Они вспоминаются мне и сейчас, в институте. Но на этот раз не приносят спокойствия. Я все больше и больше тревожусь: а как долго будет длиться этот «глухонемой» период? А чем он закончится? Вдруг полной «немотой»? И нужно ли ждать сложа руки? Ведь можно, наверное, и не ждать? Писал же Брюсов: «…Вперед, мечта, мой верный вол! Неволей, если не охотой…»
А что, если я вообще больше никогда не напишу ни строчки?
Мне кажется, что весь мир вокруг меня живет, двигается, смеется, ликует, а я как заколдованная спящая царевна: вижу людей, понимаю их, но не могу ни пошевелить рукой, ни ответить, ни улыбнуться.
Суп из русалки
Утомившись бездельничать, я собираю в охапку учебники и спускаюсь в подвал «в рассуждении чего бы покушать».
Если пища духовная в нашем доме разнообразна и обильна, то завтраки, обеды и ужины оставляют желать много лучшего. Вернувшись из столовой, уже на пороге мои «дочери» восклицают, обращаясь друг к другу:
— Пожрем?
Но «жрать» нечего.
Когда у нас водится фасоль, присылаемая Рите из дому, мы счастливы и вечерами тайком пробираемся в директорский кабинет: там единственная в институте не срезанная комендантом розетка. Мы запираемся на ключ и на электрической плитке варим дивное фасолевое пюре. Но… запах фасоли, видимо, разносится по коридорам довольно далеко и долетает, наконец, и до вечно бодрствующего бдительного коменданта.
Однажды среди ночи — фасоль почему-то варилась удивительно долго — кто-то властно и строго постучал в нашу дверь. Мы посовещались. Открыли. На пороге стоял сам комендант. Он качал головой.
— Так и знал! Так и знал! — сказал он, безнадежно махнув рукой. — Ну что мне с вами делать? Штрафовать? Ведь лимит же, лимит!.. Как вы не понимаете?!
С этого дня директорский кабинет стал запираться особенно тщательно, на два замка.

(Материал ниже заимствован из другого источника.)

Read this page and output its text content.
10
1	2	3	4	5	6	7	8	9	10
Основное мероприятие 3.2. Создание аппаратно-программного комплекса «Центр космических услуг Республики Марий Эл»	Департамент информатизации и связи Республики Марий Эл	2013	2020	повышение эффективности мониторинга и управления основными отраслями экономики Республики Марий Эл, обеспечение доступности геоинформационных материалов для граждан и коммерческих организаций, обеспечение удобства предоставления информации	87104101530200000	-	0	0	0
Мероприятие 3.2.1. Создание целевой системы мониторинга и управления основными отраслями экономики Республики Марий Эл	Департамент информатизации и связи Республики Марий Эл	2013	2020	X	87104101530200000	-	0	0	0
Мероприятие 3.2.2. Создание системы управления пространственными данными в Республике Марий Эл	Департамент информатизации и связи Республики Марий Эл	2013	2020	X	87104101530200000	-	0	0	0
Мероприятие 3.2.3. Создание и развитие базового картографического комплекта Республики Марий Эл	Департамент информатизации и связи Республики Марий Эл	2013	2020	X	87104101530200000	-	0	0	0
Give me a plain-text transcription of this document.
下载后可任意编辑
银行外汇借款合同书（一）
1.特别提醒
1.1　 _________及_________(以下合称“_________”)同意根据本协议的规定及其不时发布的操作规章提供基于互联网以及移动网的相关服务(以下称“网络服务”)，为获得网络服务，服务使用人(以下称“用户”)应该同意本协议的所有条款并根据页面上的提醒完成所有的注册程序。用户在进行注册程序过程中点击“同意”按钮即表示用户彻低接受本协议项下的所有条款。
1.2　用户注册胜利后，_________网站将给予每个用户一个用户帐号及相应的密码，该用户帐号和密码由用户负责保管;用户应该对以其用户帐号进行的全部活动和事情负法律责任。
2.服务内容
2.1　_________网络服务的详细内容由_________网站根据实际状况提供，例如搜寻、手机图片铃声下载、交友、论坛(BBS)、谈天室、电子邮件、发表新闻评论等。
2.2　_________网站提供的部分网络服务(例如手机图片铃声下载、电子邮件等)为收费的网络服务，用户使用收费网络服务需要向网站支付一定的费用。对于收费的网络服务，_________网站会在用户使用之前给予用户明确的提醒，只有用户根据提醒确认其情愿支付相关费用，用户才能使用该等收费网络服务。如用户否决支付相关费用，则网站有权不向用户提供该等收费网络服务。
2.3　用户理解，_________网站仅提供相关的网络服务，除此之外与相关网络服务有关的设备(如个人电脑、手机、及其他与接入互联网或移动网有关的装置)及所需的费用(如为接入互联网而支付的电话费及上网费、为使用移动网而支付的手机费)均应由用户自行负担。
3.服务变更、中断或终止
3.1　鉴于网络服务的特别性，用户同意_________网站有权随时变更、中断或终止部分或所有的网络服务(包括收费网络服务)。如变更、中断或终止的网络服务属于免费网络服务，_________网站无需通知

Но вскоре в общежитии появилось чудо техники — керогаз. Уж и не помню, кто и когда «разорился» и купил его на собственные деньги. Вместе с керогазом возникли и длиннейшие очереди к нему: одному нужно манной каши сварить — отощал; другому согреть воду для бритья — собирается на решительнейшее свидание; третьему — кипяточку для грелки; четвертому — постираться, помыться. И так до бесконечности. Всегда есть желающие, а керогаз-то один!
Теперь вкусные запахи нет-нет да и воспарят под сводами ледяного «голубого подвала». Конечно, обидно, когда на кастрюльке лежит чья-либо предупредительная записка, что «автор» данного супа или каши отсутствует по вполне уважительной причине и просит, чтобы без него не «пробовали», хорошо ли сварилась: почему-то он желает непременно совершить это сам! Тогда вокруг керогаза происходят целые танцевальные пантомимы, и единственная награда за долготерпение — появление «автора», который должен щедрой рукой раздать всем по тарелке. Хоть по капле, но каждому.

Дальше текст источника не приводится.